One of my favorite regulars comes to the table with a strategy card. Of course he doesn't need it at my table, and he actually does make a mistake occasionally. Many other players "sort of" know basic strategy, but there are a few plays they tend to try to outguess basic strategy. For example, 99 vs. 8. It doesn't seem super-intuitive to split, because a dealer 8 is a pretty good card for the dealer and when you split and don't get a 10, you've degraded your hand. So they stand. Splitting 8's against an Ace seems super-scary; who wants to put more money on the table against an Ace?

But these are extremely costly errors. Hitting 88 vs. A costs about 0.15; standing 99 vs. 8 costs 0.12. These compare to 0.068 for standing on 16 vs. 7.
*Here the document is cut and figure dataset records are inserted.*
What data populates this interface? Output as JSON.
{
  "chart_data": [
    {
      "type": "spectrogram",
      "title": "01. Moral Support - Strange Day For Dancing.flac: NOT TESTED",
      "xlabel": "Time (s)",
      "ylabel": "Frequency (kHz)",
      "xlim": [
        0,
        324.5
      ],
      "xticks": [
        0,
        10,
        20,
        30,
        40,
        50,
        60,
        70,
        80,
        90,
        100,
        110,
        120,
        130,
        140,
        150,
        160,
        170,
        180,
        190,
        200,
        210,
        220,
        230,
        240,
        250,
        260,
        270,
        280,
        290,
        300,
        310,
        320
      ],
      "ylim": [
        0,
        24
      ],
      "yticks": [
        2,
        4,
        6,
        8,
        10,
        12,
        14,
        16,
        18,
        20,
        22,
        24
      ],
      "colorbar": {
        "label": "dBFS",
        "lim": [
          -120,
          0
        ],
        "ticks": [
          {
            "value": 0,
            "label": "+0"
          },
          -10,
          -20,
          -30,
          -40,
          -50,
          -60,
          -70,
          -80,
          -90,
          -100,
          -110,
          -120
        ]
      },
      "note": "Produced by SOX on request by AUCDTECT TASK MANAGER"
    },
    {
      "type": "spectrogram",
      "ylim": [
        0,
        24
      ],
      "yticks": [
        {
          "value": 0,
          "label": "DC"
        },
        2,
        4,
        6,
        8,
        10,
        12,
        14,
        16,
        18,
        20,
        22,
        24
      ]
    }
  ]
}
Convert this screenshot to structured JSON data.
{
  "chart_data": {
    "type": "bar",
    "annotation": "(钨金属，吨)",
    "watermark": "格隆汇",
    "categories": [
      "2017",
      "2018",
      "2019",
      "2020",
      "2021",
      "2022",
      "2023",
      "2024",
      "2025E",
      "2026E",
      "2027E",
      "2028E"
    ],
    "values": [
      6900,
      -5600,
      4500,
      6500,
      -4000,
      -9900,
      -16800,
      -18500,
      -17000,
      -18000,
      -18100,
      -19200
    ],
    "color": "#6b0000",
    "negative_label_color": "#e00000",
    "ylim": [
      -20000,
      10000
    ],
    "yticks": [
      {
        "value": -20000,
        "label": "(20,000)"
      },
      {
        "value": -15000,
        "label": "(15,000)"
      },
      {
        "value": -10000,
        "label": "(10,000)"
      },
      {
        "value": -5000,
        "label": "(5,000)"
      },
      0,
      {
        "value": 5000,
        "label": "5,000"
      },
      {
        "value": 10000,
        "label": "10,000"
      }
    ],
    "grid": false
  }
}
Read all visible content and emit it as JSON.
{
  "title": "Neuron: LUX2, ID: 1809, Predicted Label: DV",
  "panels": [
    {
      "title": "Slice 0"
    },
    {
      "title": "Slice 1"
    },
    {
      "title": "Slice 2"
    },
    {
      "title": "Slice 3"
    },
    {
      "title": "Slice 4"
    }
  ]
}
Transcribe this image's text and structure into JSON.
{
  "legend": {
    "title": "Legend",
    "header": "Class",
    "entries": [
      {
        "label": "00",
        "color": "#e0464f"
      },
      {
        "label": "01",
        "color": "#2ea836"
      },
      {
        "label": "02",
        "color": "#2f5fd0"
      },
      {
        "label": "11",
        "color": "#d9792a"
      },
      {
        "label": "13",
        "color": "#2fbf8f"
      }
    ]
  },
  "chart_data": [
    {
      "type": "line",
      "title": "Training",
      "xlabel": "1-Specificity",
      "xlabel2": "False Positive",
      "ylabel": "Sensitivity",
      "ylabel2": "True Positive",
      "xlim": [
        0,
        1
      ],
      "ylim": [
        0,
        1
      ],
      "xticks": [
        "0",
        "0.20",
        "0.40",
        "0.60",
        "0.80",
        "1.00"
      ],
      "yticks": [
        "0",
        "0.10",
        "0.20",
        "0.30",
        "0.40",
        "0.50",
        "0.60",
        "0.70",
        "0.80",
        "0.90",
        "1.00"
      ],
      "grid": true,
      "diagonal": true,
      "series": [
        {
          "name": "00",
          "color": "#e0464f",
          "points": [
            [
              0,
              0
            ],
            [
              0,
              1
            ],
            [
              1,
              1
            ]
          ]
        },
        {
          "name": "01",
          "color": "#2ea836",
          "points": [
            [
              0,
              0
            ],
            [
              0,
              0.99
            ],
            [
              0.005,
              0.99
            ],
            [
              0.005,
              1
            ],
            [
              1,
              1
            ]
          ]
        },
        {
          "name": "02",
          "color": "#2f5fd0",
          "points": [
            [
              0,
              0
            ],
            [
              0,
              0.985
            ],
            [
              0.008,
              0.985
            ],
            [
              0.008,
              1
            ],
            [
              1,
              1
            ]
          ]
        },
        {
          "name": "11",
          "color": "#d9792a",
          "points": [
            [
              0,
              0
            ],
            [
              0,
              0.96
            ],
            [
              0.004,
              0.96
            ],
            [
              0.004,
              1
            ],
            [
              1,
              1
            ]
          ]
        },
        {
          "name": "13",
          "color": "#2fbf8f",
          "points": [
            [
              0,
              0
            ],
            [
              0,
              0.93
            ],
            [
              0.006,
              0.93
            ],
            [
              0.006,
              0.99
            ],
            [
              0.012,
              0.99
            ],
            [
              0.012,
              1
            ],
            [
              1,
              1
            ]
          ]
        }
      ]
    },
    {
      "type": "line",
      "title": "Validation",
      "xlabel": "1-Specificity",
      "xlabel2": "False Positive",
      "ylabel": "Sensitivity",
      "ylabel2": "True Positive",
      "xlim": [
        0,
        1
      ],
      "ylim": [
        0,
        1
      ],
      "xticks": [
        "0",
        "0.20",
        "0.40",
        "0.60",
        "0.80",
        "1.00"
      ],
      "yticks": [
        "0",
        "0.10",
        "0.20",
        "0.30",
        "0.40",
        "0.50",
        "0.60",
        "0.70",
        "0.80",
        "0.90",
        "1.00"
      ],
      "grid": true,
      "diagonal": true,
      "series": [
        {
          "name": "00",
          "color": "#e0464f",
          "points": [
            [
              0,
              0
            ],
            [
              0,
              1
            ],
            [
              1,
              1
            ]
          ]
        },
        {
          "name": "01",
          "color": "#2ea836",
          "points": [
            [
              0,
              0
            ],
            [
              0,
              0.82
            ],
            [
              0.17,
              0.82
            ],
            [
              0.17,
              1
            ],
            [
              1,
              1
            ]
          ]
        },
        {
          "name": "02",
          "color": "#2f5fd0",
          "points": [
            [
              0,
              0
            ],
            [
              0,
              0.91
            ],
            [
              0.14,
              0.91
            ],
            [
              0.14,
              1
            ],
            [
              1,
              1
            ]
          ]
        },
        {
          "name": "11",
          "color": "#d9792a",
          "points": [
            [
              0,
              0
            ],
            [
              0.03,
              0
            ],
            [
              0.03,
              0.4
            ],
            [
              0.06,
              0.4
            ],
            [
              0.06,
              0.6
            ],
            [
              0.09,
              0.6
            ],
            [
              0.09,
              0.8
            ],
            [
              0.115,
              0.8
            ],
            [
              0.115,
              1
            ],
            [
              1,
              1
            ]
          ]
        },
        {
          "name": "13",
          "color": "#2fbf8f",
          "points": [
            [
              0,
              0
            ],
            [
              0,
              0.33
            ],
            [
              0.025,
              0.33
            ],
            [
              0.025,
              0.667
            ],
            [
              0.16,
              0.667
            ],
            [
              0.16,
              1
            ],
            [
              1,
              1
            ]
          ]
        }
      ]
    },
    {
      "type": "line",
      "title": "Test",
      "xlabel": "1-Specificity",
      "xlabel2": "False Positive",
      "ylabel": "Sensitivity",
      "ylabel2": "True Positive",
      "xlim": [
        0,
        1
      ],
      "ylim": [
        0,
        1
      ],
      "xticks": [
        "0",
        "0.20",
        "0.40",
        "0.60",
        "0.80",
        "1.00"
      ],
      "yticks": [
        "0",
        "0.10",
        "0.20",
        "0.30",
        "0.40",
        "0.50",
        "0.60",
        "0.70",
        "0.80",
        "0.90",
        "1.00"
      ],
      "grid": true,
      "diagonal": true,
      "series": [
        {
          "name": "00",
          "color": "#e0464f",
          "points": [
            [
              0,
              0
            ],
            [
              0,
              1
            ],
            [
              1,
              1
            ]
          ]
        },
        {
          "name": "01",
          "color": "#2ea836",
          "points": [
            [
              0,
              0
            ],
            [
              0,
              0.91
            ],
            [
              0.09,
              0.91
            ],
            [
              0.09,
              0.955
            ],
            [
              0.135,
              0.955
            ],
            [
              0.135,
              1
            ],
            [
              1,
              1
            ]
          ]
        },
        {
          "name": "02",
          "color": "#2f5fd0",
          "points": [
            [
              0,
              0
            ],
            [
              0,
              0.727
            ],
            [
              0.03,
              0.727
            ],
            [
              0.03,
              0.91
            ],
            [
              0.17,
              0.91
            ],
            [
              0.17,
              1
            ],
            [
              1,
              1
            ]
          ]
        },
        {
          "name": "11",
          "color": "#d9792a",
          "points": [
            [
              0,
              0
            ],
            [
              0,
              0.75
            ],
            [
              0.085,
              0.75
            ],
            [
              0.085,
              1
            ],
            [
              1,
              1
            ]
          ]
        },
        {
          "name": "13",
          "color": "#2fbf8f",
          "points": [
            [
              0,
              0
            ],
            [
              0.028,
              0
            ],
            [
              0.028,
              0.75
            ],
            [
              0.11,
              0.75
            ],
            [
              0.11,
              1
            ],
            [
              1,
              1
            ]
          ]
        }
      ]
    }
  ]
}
Maybe one of these days I'll expend the energy to create a spreadsheet with all the relevant combinations, frequencies, and net cost. 88 vs. A comes up 0.000444 of the time, so if that is the ONLY error you ever make, you will give up .0000666, or about 7 thousandth's of a percent. So the house edge goes from .0060000 to .0060666. Of course, the players who will try to outguess basic strategy won't make only one error, they'll make many. And all you have to do is put a nickel on Lucky Ladies once an hour and you've just given away more than even a big deviation will cost.

But it does suggest that blackjack is an easy game. Learn basic strategy (easy), and use it without thinking. Maybe if you have a vibe about the number of high/low cards (obviously this entire post assumes non-counters) you could decide to stand on 16 vs. 10. But don't try to guess.

__________________________

On another topic, I had another (I think) counter tonight. So it all starts in a weird way. I made a mistake in a payout and there was a bit of a fuss (it was a push but I had taken the chips into the rack, nobody was sure how much, he had doubled, so we had to call the eye in the sky), and as this is dragging on he says "Now I lost the count." Hmm, let's not call that a confession, but certainly enough to make my antennae stick up. He had bought in for $1K but was playing at or near the table minimum of $15; most players don't buy in for 65x their bet, so it feels like he wanted to have the cheques for a big bet if the count got really high. He occasionally put up a nickel on Lucky Ladies when his main bet rose. With all our side bets, I usually don't have the mental bandwidth to monitor a players bets and especially not to count, but no one was playing side bets and I could look and see, for example, the count on the current hand is +3 and his bet goes up, or -2 and his bet goes down. Surely enough to let the boss know. He left at one point, leaving his chips, and I called my floor and whispered that I might have a counter, and he told the pit manager. Now it gets interesting. We are trained to deal to about 80% penetration, but when I shuffled I cut the shoe down to 60%. I went on break, and when I came back his chips were gone. I asked if he had left, and the players told me that he came back, played a couple of hands, and left. I wonder if he didn't see where I put the cut card and decide to get out while the getting was good. Maybe they'd remember him when they came back and maybe they wouldn't, but why take the chance? I have no doubt that no other dealer in the joint could flag a counter, and I'm qutting in two days, so maybe he'll come back and be able to ply his (our?) trade.

We are really not encouraged to use initiative, but I think everyone understand that I'm smarter than the average bear and that just like a player shouldn't try to outguess the strategy card, they shouldn't try to outguess me on counters.

Only two more days though and then I'm outta there. Moving to Vegas next month.